Musique concrète, whose roots are in the early 20th century, can be defined as "electronic music produced from editing together fragments of natural and industrial sounds." Recently a small handful of musicians have reconciled its heretofore-academic treatments with the accessibility of popular musical styles. Of these, the San Francisco duo Matmos (Drew Daniel and M. C. Schmidt) and the British Matthew Herbert infuse the genre with timely programmatic references, as their excellent new albums, The Rose Has Teeth in the Mouth of a Beast (Matador) and Scale (!K7), prove.
Having read the biographies of a number of musical, political, artistic, and literary figures they admire, Matmos set out to compose a series of musical portraits of them. Certain of the tracks attempt a biographical distillation from the subjects' lives, while others pluck out single elements of their work or diversions and protract them over the length of a song. Matmos explore their protagonists with attention and finesse while creating wholly new looks at them, with one foot in a time past and another in today's era, when the vapid is elevated to celebrity and where technology trumps all.
In "Snails and Lasers for Patricia Highsmith," Matmos use a banal fact from the mystery writer's life—her love of snails—and allow it to write the music. Pointing lasers at a light-sensitive theremin, they watched as several snails crawled across the lasers' paths, changing the theremin's pitch with their bodies and antennae. Vocal and speech cameos (Björk, Maja Ratke, Laetitia Sonami) add both human and fantastic qualities, most notably in "Semen Song for James Bidgood," which does feature the sound of semen. But musically it sighs with violin glissandi and aching dissonance. This is not the seedy repression of adult-age proclivities, but the opalescent sensuality of youth filtered through gossamer and voyeurism (like in pornographer Bidgood's Pink Narcissus), here guided by the ephebophilic whispers of vocalist Antony Hegarty.
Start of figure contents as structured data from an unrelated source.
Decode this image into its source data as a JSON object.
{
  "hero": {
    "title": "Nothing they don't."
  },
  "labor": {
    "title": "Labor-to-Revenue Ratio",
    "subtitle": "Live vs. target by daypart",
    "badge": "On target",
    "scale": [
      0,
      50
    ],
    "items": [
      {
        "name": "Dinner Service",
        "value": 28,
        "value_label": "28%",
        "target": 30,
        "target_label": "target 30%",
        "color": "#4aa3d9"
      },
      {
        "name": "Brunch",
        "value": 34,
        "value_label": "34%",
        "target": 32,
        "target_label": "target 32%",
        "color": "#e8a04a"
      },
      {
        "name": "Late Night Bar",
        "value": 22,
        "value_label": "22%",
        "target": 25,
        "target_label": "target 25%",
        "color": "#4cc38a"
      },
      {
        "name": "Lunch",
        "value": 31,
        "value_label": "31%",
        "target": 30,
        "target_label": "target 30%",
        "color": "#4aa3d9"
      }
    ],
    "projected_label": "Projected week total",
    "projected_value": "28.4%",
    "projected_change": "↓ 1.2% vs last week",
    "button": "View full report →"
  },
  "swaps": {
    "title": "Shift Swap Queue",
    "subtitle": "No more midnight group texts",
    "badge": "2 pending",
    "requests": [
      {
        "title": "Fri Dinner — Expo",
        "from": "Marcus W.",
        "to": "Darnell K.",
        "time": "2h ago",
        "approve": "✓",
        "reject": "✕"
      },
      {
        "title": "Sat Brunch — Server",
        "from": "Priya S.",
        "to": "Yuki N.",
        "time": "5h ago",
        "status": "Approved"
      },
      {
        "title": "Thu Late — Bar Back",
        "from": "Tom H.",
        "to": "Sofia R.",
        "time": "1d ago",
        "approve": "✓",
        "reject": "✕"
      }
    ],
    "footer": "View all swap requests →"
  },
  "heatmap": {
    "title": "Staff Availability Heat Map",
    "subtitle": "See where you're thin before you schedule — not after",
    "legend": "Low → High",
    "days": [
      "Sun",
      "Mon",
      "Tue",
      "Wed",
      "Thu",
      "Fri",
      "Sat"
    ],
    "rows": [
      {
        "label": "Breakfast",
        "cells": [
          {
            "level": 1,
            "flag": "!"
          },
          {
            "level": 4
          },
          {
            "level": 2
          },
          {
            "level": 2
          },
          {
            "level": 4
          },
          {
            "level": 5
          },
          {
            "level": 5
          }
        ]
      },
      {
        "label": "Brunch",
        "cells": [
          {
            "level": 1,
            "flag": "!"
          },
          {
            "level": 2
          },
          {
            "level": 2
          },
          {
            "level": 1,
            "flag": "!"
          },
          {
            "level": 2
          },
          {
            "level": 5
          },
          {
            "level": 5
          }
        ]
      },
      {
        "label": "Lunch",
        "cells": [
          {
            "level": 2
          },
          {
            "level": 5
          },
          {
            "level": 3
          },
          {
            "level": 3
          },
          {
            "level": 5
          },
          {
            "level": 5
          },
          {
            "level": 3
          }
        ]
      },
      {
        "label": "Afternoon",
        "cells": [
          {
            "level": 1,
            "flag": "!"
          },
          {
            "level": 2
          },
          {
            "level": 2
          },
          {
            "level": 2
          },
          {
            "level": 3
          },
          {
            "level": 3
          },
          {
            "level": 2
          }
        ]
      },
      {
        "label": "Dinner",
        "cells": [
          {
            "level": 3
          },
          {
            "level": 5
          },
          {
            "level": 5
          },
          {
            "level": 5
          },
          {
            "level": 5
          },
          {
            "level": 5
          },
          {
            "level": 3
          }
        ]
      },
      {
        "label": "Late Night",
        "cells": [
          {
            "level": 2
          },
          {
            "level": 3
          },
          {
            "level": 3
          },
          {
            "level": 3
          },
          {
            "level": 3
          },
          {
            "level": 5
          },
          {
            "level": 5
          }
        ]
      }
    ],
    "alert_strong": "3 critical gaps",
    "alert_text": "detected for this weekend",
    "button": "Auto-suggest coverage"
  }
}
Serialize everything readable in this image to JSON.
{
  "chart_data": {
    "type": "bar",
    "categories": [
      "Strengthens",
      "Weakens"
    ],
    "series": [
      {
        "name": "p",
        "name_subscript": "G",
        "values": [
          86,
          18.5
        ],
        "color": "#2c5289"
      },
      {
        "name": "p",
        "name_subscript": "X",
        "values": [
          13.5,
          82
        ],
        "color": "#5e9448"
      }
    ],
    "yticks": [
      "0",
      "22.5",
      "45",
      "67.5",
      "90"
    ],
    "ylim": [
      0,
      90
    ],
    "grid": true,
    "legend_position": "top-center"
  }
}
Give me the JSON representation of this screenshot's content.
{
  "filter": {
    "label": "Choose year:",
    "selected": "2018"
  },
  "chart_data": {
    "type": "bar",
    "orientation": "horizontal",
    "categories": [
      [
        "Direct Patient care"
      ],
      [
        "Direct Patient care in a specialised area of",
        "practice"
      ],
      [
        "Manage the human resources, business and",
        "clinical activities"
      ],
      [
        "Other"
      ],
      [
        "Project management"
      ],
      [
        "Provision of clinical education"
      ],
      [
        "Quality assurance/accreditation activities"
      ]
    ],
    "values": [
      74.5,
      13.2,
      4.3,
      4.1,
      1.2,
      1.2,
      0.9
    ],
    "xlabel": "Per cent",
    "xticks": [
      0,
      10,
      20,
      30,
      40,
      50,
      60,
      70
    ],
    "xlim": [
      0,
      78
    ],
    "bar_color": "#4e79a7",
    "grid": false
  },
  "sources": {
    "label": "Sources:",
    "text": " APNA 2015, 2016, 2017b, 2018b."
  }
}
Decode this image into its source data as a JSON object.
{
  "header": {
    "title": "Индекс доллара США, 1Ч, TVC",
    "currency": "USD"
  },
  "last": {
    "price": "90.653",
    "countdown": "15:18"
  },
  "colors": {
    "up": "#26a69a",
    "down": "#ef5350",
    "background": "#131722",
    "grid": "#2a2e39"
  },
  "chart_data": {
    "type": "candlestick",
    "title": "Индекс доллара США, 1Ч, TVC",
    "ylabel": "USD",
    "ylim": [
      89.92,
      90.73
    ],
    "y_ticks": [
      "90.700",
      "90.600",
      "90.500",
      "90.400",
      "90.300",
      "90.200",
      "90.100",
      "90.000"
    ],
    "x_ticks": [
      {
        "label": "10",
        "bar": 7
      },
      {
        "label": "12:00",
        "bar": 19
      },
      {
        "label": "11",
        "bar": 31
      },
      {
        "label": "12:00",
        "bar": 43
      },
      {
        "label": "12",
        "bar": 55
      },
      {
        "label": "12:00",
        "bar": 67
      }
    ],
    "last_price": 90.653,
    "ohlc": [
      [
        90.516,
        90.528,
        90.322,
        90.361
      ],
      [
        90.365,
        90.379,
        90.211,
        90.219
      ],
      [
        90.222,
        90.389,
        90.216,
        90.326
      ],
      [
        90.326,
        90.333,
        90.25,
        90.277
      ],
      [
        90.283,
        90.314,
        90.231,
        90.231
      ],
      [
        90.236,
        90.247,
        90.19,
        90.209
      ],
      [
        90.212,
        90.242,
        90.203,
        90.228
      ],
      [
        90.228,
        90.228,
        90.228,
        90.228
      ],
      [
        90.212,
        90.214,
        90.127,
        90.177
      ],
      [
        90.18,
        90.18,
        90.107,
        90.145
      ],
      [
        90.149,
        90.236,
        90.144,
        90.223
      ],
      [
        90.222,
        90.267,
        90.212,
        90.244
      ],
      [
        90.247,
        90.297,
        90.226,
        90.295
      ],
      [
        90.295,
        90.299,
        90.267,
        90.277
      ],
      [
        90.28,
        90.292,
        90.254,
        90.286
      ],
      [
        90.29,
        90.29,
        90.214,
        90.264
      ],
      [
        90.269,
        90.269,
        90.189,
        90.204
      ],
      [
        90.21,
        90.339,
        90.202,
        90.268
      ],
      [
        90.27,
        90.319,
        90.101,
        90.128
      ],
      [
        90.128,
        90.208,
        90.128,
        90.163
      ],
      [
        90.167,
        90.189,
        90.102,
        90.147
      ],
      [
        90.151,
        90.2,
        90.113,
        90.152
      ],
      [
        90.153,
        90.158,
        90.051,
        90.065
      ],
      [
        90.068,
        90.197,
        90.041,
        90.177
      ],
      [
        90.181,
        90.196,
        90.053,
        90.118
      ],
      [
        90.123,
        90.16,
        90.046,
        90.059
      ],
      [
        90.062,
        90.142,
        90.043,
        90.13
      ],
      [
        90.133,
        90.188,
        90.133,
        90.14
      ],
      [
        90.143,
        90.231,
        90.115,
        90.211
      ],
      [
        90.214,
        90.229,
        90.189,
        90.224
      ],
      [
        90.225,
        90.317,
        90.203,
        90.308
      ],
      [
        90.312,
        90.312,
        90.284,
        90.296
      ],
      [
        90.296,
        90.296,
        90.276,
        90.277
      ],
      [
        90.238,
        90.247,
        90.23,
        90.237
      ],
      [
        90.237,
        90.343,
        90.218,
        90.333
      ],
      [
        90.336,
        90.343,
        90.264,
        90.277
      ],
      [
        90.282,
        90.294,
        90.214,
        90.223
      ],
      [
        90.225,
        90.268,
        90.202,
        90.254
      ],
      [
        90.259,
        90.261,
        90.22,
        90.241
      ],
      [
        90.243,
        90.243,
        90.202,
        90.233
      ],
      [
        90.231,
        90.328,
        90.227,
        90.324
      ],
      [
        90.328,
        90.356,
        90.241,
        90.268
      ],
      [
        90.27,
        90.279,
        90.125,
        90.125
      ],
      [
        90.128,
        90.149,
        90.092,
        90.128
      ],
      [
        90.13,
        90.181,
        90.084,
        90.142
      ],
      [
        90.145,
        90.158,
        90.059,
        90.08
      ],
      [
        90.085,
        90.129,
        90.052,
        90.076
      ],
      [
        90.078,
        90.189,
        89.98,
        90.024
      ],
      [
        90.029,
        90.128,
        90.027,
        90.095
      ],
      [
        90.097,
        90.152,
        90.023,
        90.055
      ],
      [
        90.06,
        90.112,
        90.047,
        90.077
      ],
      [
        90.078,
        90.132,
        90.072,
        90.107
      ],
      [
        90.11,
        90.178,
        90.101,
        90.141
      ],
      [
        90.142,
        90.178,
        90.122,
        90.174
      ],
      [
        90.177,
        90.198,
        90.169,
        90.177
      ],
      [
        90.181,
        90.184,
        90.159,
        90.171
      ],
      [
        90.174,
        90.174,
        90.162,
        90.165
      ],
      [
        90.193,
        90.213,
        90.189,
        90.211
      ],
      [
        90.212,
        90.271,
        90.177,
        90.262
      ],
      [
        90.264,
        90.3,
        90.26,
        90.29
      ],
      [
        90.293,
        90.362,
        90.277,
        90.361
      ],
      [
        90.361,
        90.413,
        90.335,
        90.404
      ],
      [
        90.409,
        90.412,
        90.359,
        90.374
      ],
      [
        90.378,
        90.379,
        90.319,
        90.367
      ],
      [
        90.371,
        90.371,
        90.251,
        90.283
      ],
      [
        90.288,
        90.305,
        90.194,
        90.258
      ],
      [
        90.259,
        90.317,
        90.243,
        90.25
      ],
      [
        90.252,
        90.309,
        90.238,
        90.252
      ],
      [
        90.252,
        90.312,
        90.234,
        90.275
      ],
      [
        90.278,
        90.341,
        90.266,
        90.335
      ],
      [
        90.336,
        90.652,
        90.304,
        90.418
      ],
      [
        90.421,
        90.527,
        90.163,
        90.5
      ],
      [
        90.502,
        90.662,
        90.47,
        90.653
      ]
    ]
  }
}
Each track of The Rose Has Teeth... is an act of remembrance. By engaging their audience in active listening for the sampled moments, Matmos resurrect a pantheon of creative minds from obsolescence and re-color our experiences with ambience from the subjects' own lives (if only for four or five minutes), parading them through bathhouse disco, porn funk, and Oriental ragtime.
Where Matmos often allow the sampled material to make pronouncements on its own, Matthew Herbert processes his material into sounds that do not always resemble their source and authors with them a more didactic message—a protest. As with his past two albums, Scale contains highly political content that is almost kabbalistically encoded into straightforward pop songs. If the listener's pace is such that he has time only for the superficial, he will hear some delicious disco or house, filled with rich harmonies and orchestration. He of a considerate mind and more probing pace will find beneath the face a rich complex of extramusical material—recordings of coffins, petrol pumps, or events outside an international-arms-dealer fair.
The lyrics, though simplistic, are themselves political conceits. In "We're in Love," Herbert stretches regret back millions of years, to the formation of the fossil fuels to which we are now addicted. On the surface, though, it's a love song noir in the velvet voice of his espoused chanteuse, Dani Siciliano, who appears on 10 of the 11 tracks ("And though we can't believe it/We built a world to breathe it/And when we need to face it/It won't be there to take/We're in love").
Scale presents songs for the Age of Indulgence's demise. But by enshrouding the matter in pop sensibilities, Herbert prays for his audience not to abandon themselves to Peak Oil apocalyptic hysterics. Instead he gives us a new scale on which to focus—not a global one (which has all but betrayed us) but one more immediate. The imaginative here and now, the interpersonal relationship—these are paramount to him (and to us), for they are the arenas where things may be set aright, through personal responsibility and observance.
In his book, A la recherche d'une musique concrète, genre pioneer Pierre Schaeffer described the music thus: "The Concrete experiment in music consists of building sonorous objects, not with the play of numbers and seconds of the metronome, but with pieces of time torn from the cosmos."
Matmos and Herbert's "sonorous objects" reveal that time, in all its pieces, has much to teach us. And it's not all rosy.